Since the network’s foundation, DNEbM members, working in organizations and committees being responsible for defining health care benefits as well as for patient safety programmes, have been promoting EbHC. Furthermore, the network's discussion, training, and information programmes were helpful in disseminating EbHC ideas in Germany and Austria. Over a decade methods, challenges and barriers of EbHC tools such as systematic reviews, guidelines have been discussed within the framework of DNEbM.
Members of the network edited the first German-language textbooks on EbM/EbN. A national EbM curriculum for medical postgraduate education and professional development is another of the deliveries, developed within the DNEbM.

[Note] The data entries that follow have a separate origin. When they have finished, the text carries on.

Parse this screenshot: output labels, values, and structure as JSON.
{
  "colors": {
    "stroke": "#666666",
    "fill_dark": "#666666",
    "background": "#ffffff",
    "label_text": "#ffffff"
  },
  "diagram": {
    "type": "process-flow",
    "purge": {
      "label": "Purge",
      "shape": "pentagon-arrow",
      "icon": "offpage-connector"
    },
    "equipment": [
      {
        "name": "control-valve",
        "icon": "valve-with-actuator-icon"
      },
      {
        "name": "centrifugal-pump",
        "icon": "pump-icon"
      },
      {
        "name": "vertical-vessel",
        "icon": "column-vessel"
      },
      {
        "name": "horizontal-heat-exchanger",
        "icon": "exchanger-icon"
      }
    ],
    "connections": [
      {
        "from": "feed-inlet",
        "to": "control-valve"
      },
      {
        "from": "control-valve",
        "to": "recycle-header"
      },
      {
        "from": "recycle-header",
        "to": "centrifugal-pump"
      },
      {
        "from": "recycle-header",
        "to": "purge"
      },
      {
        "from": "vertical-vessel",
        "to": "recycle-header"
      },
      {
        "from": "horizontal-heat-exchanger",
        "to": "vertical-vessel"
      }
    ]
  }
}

Austrian members of the network initiated a special website on EbM in Austria in 2010.

Recent activities focus on the topics “conflict of interest”, “individualized medicine”, “implementation of clinical practice guidelines”.

== DNEbM Awards ==
In 2008 DNEbM established the David Sackett Award with D.S.’s endorsement. The DSA is for ambitious and creative scientific EbHC / EbM / EbN projects that engage people with developments in that field on a regional, national or international scale. In 2009 the DNEbM Journalist Prize was added.

== Affiliations ==
Since 2004, DNEbM has been member of the German Association of Scientific Medical Societies AWMF, umbrella organization of the more than 150 German "learned societies".